Justificativa da alternativa correta (C - sífilis primária):

A sífilis primária tipicamente se manifesta por úlcera genital indolor (cancro duro), surgida no local de inoculação do Treponema pallidum. Conforme o Protocolo Clínico e Diretrizes Terapêuticas (PCDT) para IST, os testes diagnósticos são divididos em:

  • Testes treponêmicos (ex: FTA-Abs): detectam anticorpos específicos e positivarão precocemente na infecção.
  • Testes não treponêmicos (ex: VDRL): detectam anticorpos reagínicos, que podem estar negativos nos primeiros dias (janela imunológica).

Portanto, FTA-Abs positivo e VDRL negativo em paciente com úlcera indolor indica sífilis primária, pois o VDRL pode não ter positivado ainda. O PCDT reforça: “o diagnóstico definitivo depende da associação entre quadro clínico e testes laboratoriais, considerando o estágio da infecção”.

Análise das alternativas incorretas:

A) Falso positivo para sífilis, possível cancro mole: O cancro mole é doloroso, diferentemente da apresentação clínica. O FTA-Abs positivo não é falso, pois aponta infecção por T. pallidum.

B) Sífilis secundária: Nessa fase, o VDRL costuma estar positivo e as manifestações extrapolam a úlcera única, podendo incluir exantema e linfonodomegalia generalizada.

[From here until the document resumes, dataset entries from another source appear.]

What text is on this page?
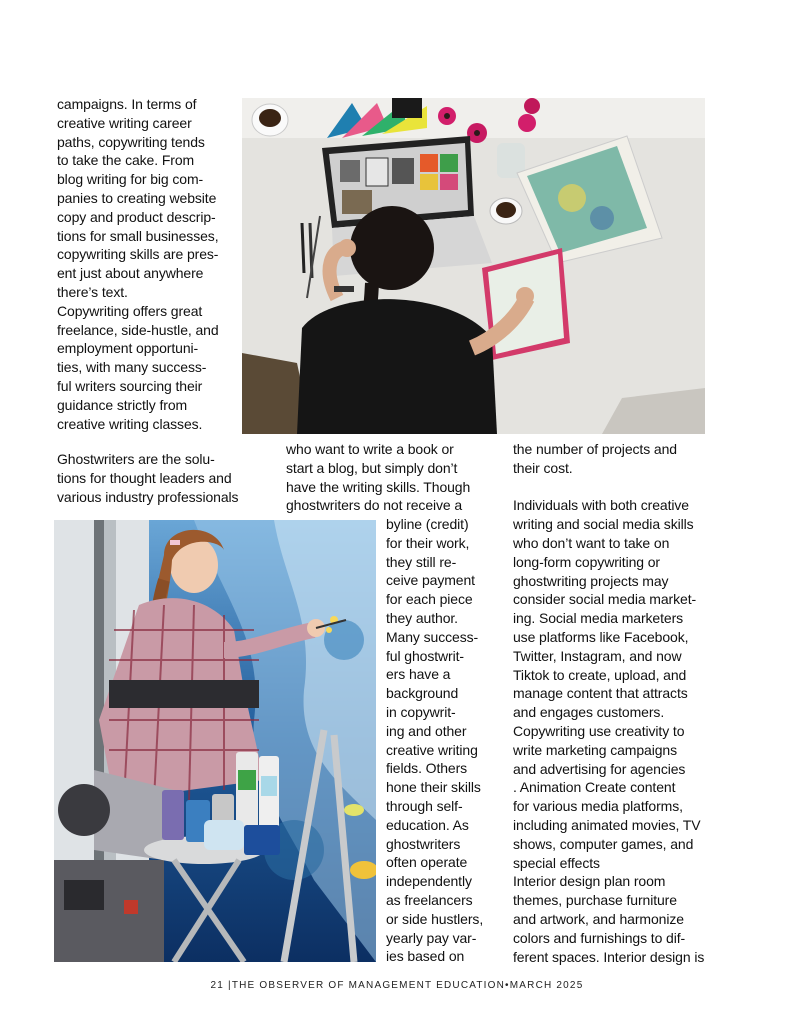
campaigns. In terms of
creative writing career
paths, copywriting tends
to take the cake. From
blog writing for big com-
panies to creating website
copy and product descrip-
tions for small businesses,
copywriting skills are pres-
ent just about anywhere
there’s text.
Copywriting offers great
freelance, side-hustle, and
employment opportuni-
ties, with many success-
ful writers sourcing their
guidance strictly from
creative writing classes.
Ghostwriters are the solu-
tions for thought leaders and
various industry professionals
who want to write a book or
start a blog, but simply don’t
have the writing skills. Though
ghostwriters do not receive a
byline (credit)
for their work,
they still re-
ceive payment
for each piece
they author.
Many success-
ful ghostwrit-
ers have a
background
in copywrit-
ing and other
creative writing
fields. Others
hone their skills
through self-
education. As
ghostwriters
often operate
independently
as freelancers
or side hustlers,
yearly pay var-
ies based on
the number of projects and
their cost.

Individuals with both creative
writing and social media skills
who don’t want to take on
long-form copywriting or
ghostwriting projects may
consider social media market-
ing. Social media marketers
use platforms like Facebook,
Twitter, Instagram, and now
Tiktok to create, upload, and
manage content that attracts
and engages customers.
Copywriting use creativity to
write marketing campaigns
and advertising for agencies
. Animation Create content
for various media platforms,
including animated movies, TV
shows, computer games, and
special effects
Interior design plan room
themes, purchase furniture
and artwork, and harmonize
colors and furnishings to dif-
ferent spaces. Interior design is
21 |THE OBSERVER OF MANAGEMENT EDUCATION•MARCH 2025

D) Falso positivo para sífilis, possível herpes genital: Herpes tipicamente produz úlceras dolorosas; além disso, o FTA-Abs positivo sustenta diagnóstico de sífilis e não herpevirus.

E) Sífilis terciária: Nessa fase, a manifestação cutânea primária já passou e surgem lesões viscerais, cardiovasculares ou neurológicas.

Pontos-chave para prova:

  • Fique atento ao tipo de lesão (indolor x dolorosa).
  • Cuidado com o período de janela imunológica nos testes não treponêmicos.
  • Associe clínica e sorologia para não cair em pegadinhas comuns.

Referências:
Protocolo Clínico e Diretrizes Terapêuticas para IST (Ministério da Saúde, 2020).
Harrison's Principles of Internal Medicine, 21ª Edição; UpToDate (Sífilis: diagnóstico).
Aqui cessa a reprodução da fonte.